Nathalie Chaillou, Fondatrice d’Histoire(s) d’une réparation

Quelques points de la bibliographie

# l’absence de limites :  la frontière, c’est le début et pas la fin

Cottret, B. (2004). La Révolution américaine: La quête du bonheur, 1763-1787 (2e éd.). Perrin.

« La frontière change de sens dans le contexte américain : elle n’est ni un mur ni une digue sur lesquels viendrait buter un peuplement, mais à l’inverse un espace ouvert et mouvant, synonyme de mobilité. Il est symptomatique que le terme qui exprime en Europe les bornes territoriales entre les Etats soit devenu son antonyme dans le contexte américain. La « frontière » n’est pas ici une limite mais un point de départ. Le paysage américain est à l’unisson de cette quête illimitée. » (Cottret, 2004, p. 18

(...)

#  le ketchup, origine des problèmes américains d’obésité et conséquences géopolitiques

- la naissance de l'industrie agroalimentaire américaine

Attali, J. (2019). Histoires de l’alimentation : De quoi manger est-il le nom ? Fayard.

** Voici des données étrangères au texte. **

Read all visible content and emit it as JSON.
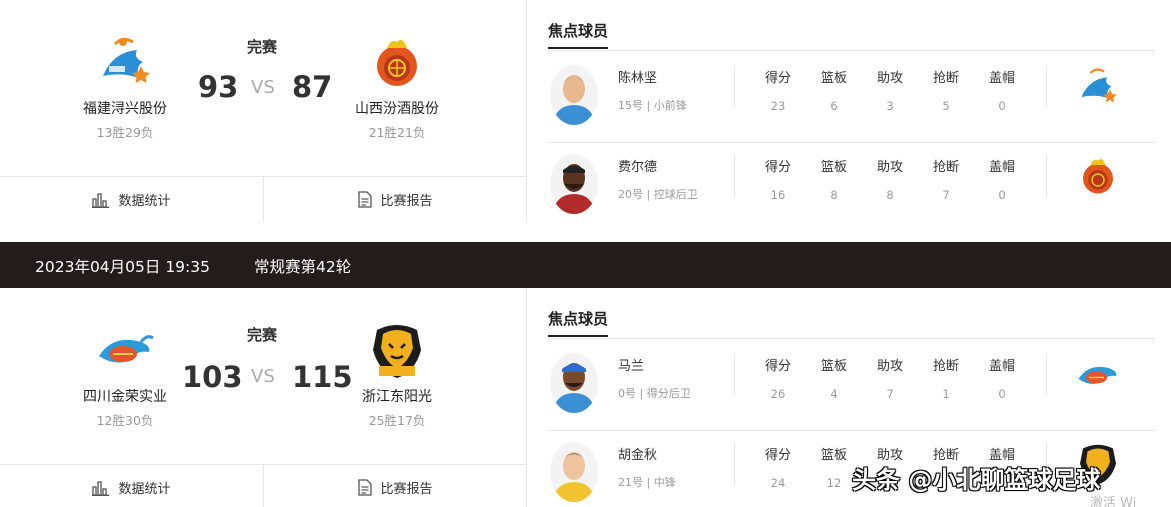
{
  "games": [
    {
      "status": "完赛",
      "home": {
        "name": "福建浔兴股份",
        "record": "13胜29负",
        "score": "93",
        "logo": "fujian-sturgeons-logo"
      },
      "away": {
        "name": "山西汾酒股份",
        "record": "21胜21负",
        "score": "87",
        "logo": "shanxi-loongs-logo"
      },
      "vs": "VS",
      "links": {
        "stats": "数据统计",
        "report": "比赛报告"
      },
      "focus_title": "焦点球员",
      "stat_labels": [
        "得分",
        "篮板",
        "助攻",
        "抢断",
        "盖帽"
      ],
      "players": [
        {
          "name": "陈林坚",
          "info": "15号 | 小前锋",
          "stats": [
            "23",
            "6",
            "3",
            "5",
            "0"
          ],
          "team_logo": "fujian-sturgeons-logo"
        },
        {
          "name": "费尔德",
          "info": "20号 | 控球后卫",
          "stats": [
            "16",
            "8",
            "8",
            "7",
            "0"
          ],
          "team_logo": "shanxi-loongs-logo"
        }
      ]
    },
    {
      "status": "完赛",
      "home": {
        "name": "四川金荣实业",
        "record": "12胜30负",
        "score": "103",
        "logo": "sichuan-blue-whales-logo"
      },
      "away": {
        "name": "浙江东阳光",
        "record": "25胜17负",
        "score": "115",
        "logo": "zhejiang-lions-logo"
      },
      "vs": "VS",
      "links": {
        "stats": "数据统计",
        "report": "比赛报告"
      },
      "focus_title": "焦点球员",
      "stat_labels": [
        "得分",
        "篮板",
        "助攻",
        "抢断",
        "盖帽"
      ],
      "players": [
        {
          "name": "马兰",
          "info": "0号 | 得分后卫",
          "stats": [
            "26",
            "4",
            "7",
            "1",
            "0"
          ],
          "team_logo": "sichuan-blue-whales-logo"
        },
        {
          "name": "胡金秋",
          "info": "21号 | 中锋",
          "stats": [
            "24",
            "12",
            "",
            "",
            ""
          ],
          "team_logo": "zhejiang-lions-logo"
        }
      ]
    }
  ],
  "round_bar": {
    "date": "2023年04月05日 19:35",
    "round": "常规赛第42轮"
  },
  "watermark": "头条 @小北聊篮球足球",
  "activate_text": "激活 Wi"
}
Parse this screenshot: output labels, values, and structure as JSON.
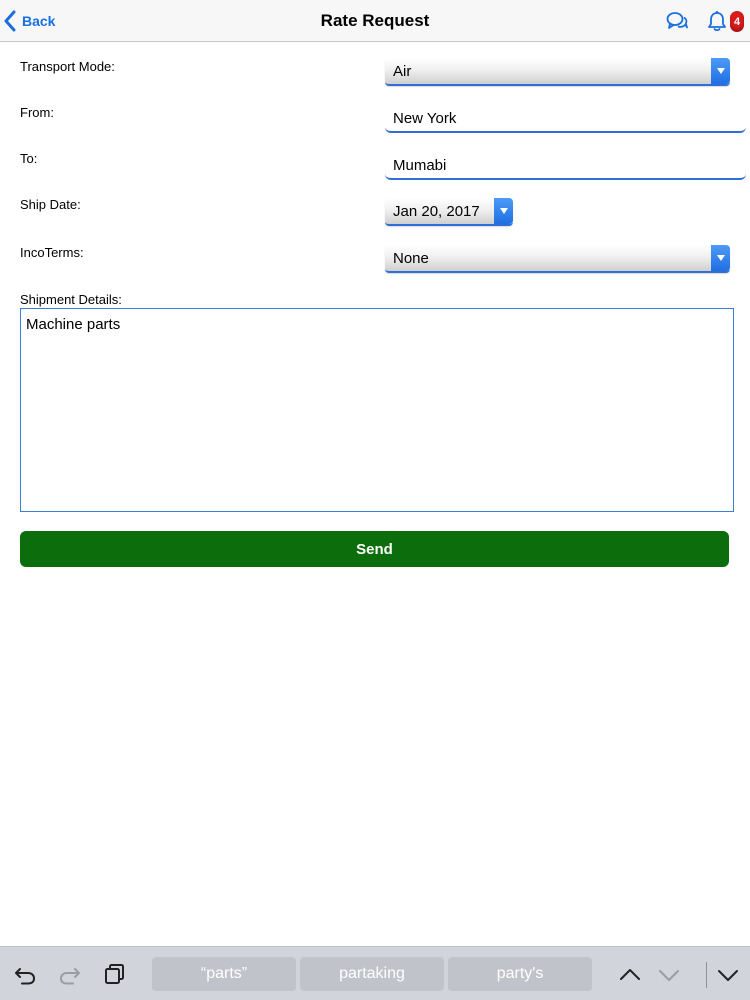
{
  "nav": {
    "back_label": "Back",
    "title": "Rate Request",
    "notification_count": "4",
    "accent_color": "#1a6fe0",
    "badge_color": "#d91b1b"
  },
  "form": {
    "transport_mode": {
      "label": "Transport Mode:",
      "value": "Air"
    },
    "from": {
      "label": "From:",
      "value": "New York"
    },
    "to": {
      "label": "To:",
      "value": "Mumabi"
    },
    "ship_date": {
      "label": "Ship Date:",
      "value": "Jan 20, 2017"
    },
    "incoterms": {
      "label": "IncoTerms:",
      "value": "None"
    },
    "shipment_details": {
      "label": "Shipment Details:",
      "value": "Machine parts"
    },
    "send_label": "Send",
    "send_color": "#0b6d0b"
  },
  "keyboard_bar": {
    "icons": [
      "undo-icon",
      "redo-icon",
      "paste-icon",
      "chevron-up-icon",
      "chevron-down-icon",
      "dismiss-keyboard-icon"
    ],
    "suggestions": [
      "“parts”",
      "partaking",
      "party's"
    ]
  }
}
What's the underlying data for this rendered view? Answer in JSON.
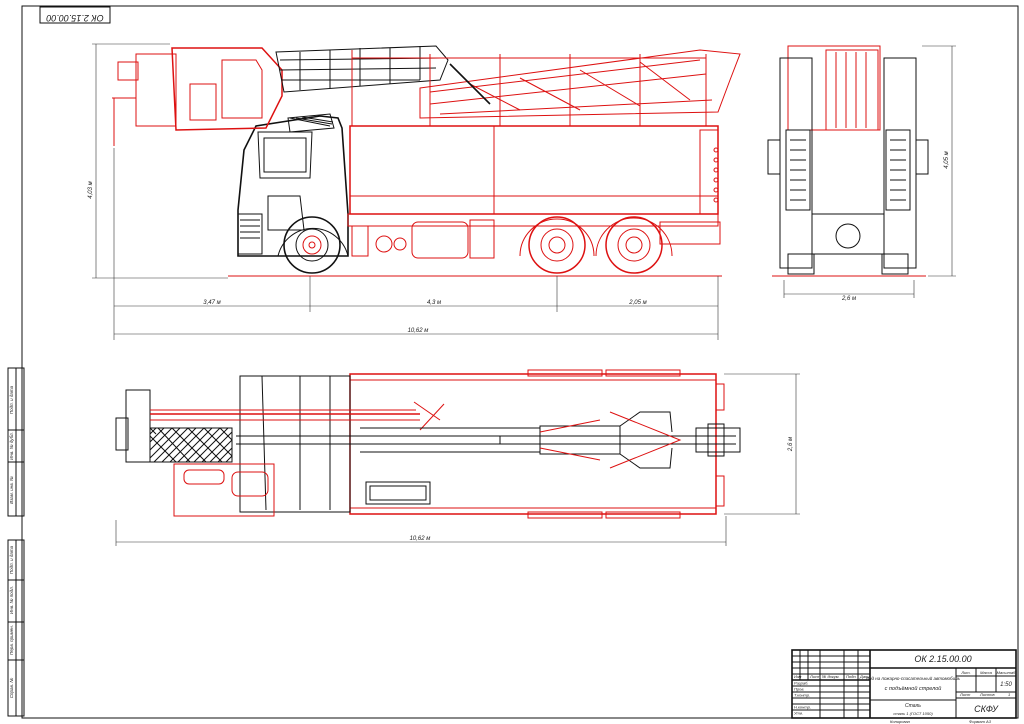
{
  "drawing": {
    "stamp_code": "ОК 2.15.00.00",
    "dimensions": {
      "boom_overhang": "3,47 м",
      "wheelbase": "4,3 м",
      "rear_axles": "2,05 м",
      "overall_length": "10,62 м",
      "overall_length_plan": "10,62 м",
      "overall_height": "4,03 м",
      "rear_height": "4,05 м",
      "rear_width": "2,6 м",
      "plan_width": "2,6 м"
    },
    "margin_labels": [
      "Подп. и дата",
      "Инв. № дубл.",
      "Взам. инв. №",
      "Подп. и дата",
      "Инв. № подл.",
      "Перв. примен.",
      "Справ. №"
    ]
  },
  "title_block": {
    "designation": "ОК 2.15.00.00",
    "name_line1": "Вид на пожарно-спасательный автомобиль",
    "name_line2": "с подъёмной стрелой",
    "row_labels": [
      "Изм",
      "Лист",
      "№ докум.",
      "Подп.",
      "Дата"
    ],
    "staff_labels": [
      "Разраб.",
      "Пров.",
      "Т.контр.",
      "Н.контр.",
      "Утв."
    ],
    "col_labels": [
      "Лит.",
      "Масса",
      "Масштаб"
    ],
    "scale": "1:50",
    "sheet_label": "Лист",
    "sheets_label": "Листов",
    "sheets_count": "1",
    "organization": "СКФУ",
    "format": "Формат А3",
    "copied": "Копировал",
    "material": "Сталь",
    "material_note": "сталь 1 (ГОСТ 1050)"
  }
}
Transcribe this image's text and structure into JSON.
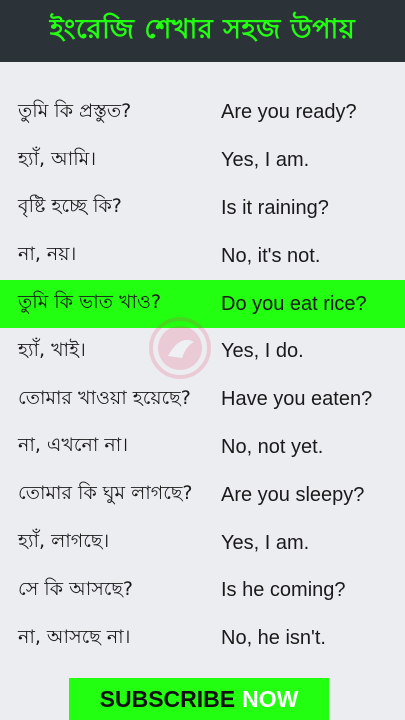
{
  "header": {
    "title": "ইংরেজি শেখার সহজ উপায়"
  },
  "phrases": [
    {
      "bn": "তুমি কি প্রস্তুত?",
      "en": "Are you ready?"
    },
    {
      "bn": "হ্যাঁ, আমি।",
      "en": "Yes, I am."
    },
    {
      "bn": "বৃষ্টি হচ্ছে কি?",
      "en": "Is it raining?"
    },
    {
      "bn": "না, নয়।",
      "en": "No, it's not."
    },
    {
      "bn": "তুমি কি ভাত খাও?",
      "en": "Do you eat rice?",
      "highlighted": true
    },
    {
      "bn": "হ্যাঁ, খাই।",
      "en": "Yes, I do."
    },
    {
      "bn": "তোমার খাওয়া হয়েছে?",
      "en": "Have you eaten?"
    },
    {
      "bn": "না, এখনো না।",
      "en": "No, not yet."
    },
    {
      "bn": "তোমার কি ঘুম লাগছে?",
      "en": "Are you sleepy?"
    },
    {
      "bn": "হ্যাঁ, লাগছে।",
      "en": "Yes, I am."
    },
    {
      "bn": "সে কি আসছে?",
      "en": "Is he coming?"
    },
    {
      "bn": "না, আসছে না।",
      "en": "No, he isn't."
    }
  ],
  "subscribe": {
    "label_part1": "SUBSCRIBE",
    "label_part2": "NOW"
  },
  "colors": {
    "header_bg": "#2b3338",
    "accent_green": "#22ff11",
    "page_bg": "#ecedf1",
    "watermark": "#e0315a"
  },
  "icons": {
    "watermark": "channel-logo-watermark-icon"
  }
}
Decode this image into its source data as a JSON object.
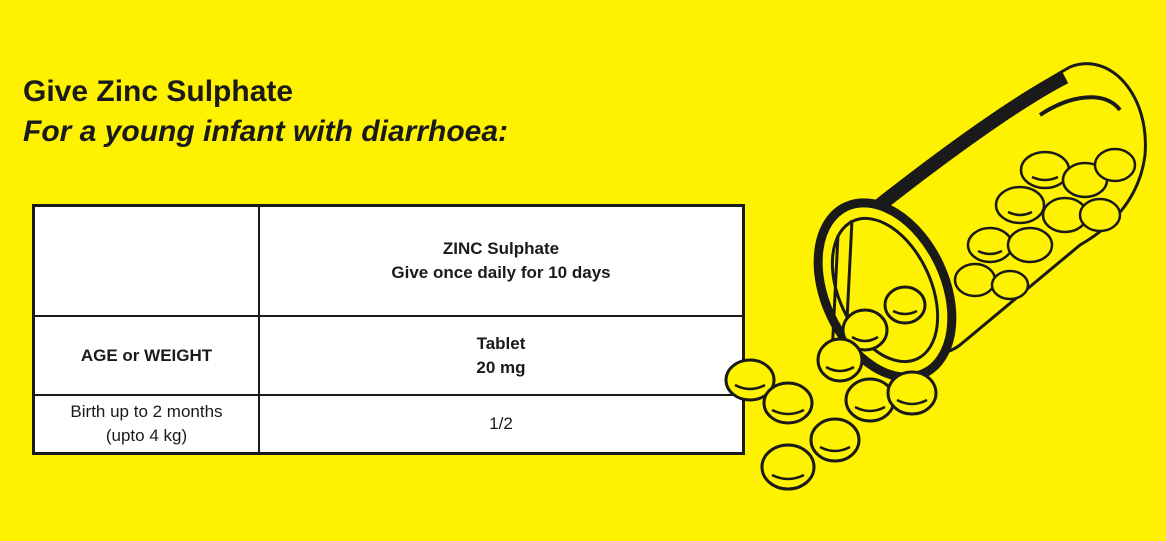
{
  "header": {
    "title": "Give Zinc Sulphate",
    "subtitle": "For a young infant with diarrhoea:"
  },
  "table": {
    "top_left": "",
    "drug_name": "ZINC Sulphate",
    "drug_instruction": "Give once daily for 10 days",
    "row_header": "AGE or WEIGHT",
    "form_name": "Tablet",
    "form_strength": "20 mg",
    "age_group_line1": "Birth up to 2 months",
    "age_group_line2": "(upto 4 kg)",
    "dose": "1/2"
  },
  "illustration": {
    "icon": "spilled-pill-bottle-icon"
  },
  "colors": {
    "background": "#fff200",
    "ink": "#1a1a1a",
    "table_fill": "#ffffff"
  }
}
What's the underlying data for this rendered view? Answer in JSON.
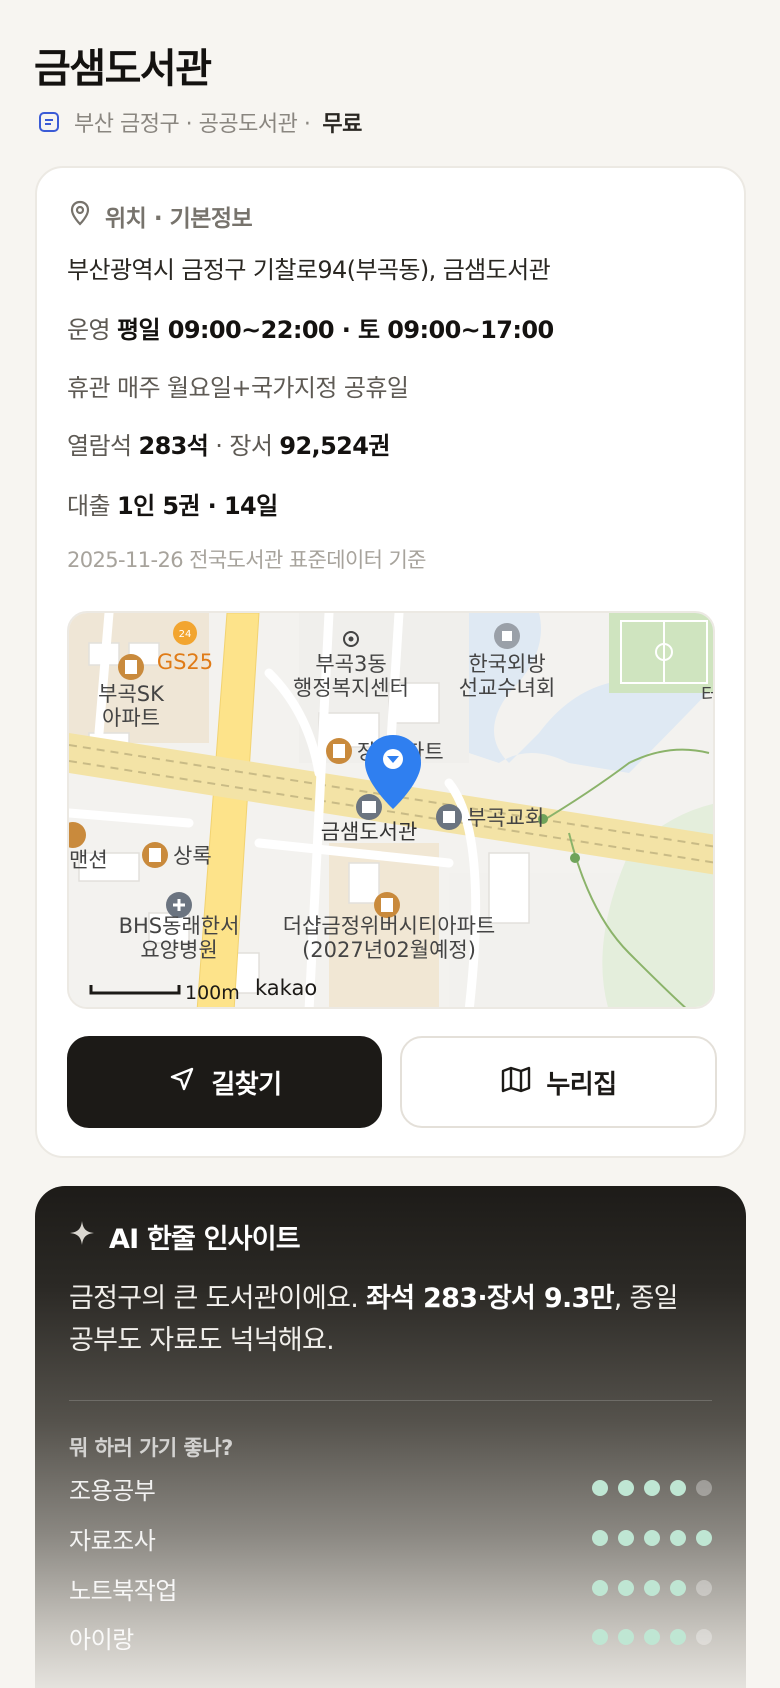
{
  "header": {
    "title": "금샘도서관",
    "subtitle_region": "부산 금정구 · 공공도서관 ·",
    "subtitle_fee": "무료",
    "subtitle_icon": "document-icon"
  },
  "info": {
    "section_title": "위치 · 기본정보",
    "section_icon": "location-pin-icon",
    "address": "부산광역시 금정구 기찰로94(부곡동), 금샘도서관",
    "hours_label": "운영",
    "hours_value": "평일 09:00~22:00 · 토 09:00~17:00",
    "closed_label": "휴관",
    "closed_value": "매주 월요일+국가지정 공휴일",
    "seats_label": "열람석",
    "seats_value": "283석",
    "books_label": "· 장서",
    "books_value": "92,524권",
    "loan_label": "대출",
    "loan_value": "1인 5권 · 14일",
    "source": "2025-11-26 전국도서관 표준데이터 기준"
  },
  "map": {
    "labels": {
      "gs25": "GS25",
      "bugok_sk_1": "부곡SK",
      "bugok_sk_2": "아파트",
      "center_1": "부곡3동",
      "center_2": "행정복지센터",
      "church_1": "한국외방",
      "church_2": "선교수녀회",
      "edge_right": "터",
      "apt_partial_1": "장",
      "apt_partial_2": "파트",
      "library": "금샘도서관",
      "bugok_church": "부곡교회",
      "mansion": "맨션",
      "sangrok": "상록",
      "hospital_1": "BHS동래한서",
      "hospital_2": "요양병원",
      "apt_new_1": "더샵금정위버시티아파트",
      "apt_new_2": "(2027년02월예정)",
      "scale": "100m",
      "brand": "kakao",
      "store_badge": "24"
    }
  },
  "actions": {
    "directions_label": "길찾기",
    "directions_icon": "navigation-arrow-icon",
    "website_label": "누리집",
    "website_icon": "map-fold-icon"
  },
  "ai": {
    "title": "AI 한줄 인사이트",
    "title_icon": "sparkle-icon",
    "text_prefix": "금정구의 큰 도서관이에요. ",
    "text_bold": "좌석 283·장서 9.3만",
    "text_suffix": ", 종일 공부도 자료도 넉넉해요.",
    "question": "뭐 하러 가기 좋나?",
    "ratings": [
      {
        "label": "조용공부",
        "score": 4,
        "max": 5
      },
      {
        "label": "자료조사",
        "score": 5,
        "max": 5
      },
      {
        "label": "노트북작업",
        "score": 4,
        "max": 5
      },
      {
        "label": "아이랑",
        "score": 4,
        "max": 5
      }
    ],
    "colors": {
      "dot_on": "#bfe6d3",
      "dot_off": "#6e6b66"
    }
  },
  "colors": {
    "background": "#f7f5f1",
    "primary_button": "#1c1a17",
    "map_pin": "#2f7ff0",
    "poi_orange": "#c98a3c"
  }
}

« À la fin du XIXe siècle, en Amérique, tout est fait pour faire passer le goût au second plan, pour manger plus vite, des choses fades ou bourratives, qui n’incitent pas à passer du temps à table. La durée des repas diminue, en particulier dans les usines. Mais aussi à la maison. La société américaine commence à devenir une juxtaposition d’individus isolés, mangeant seuls ou avec des inconnus au travail. On n’a plus, à la maison, de salle à manger mais un « living-room ». Cette réduction de l’espace des repas accroît la productivité. Elle n’est pas pour rien dans le formidable décollage économique des États-Unis.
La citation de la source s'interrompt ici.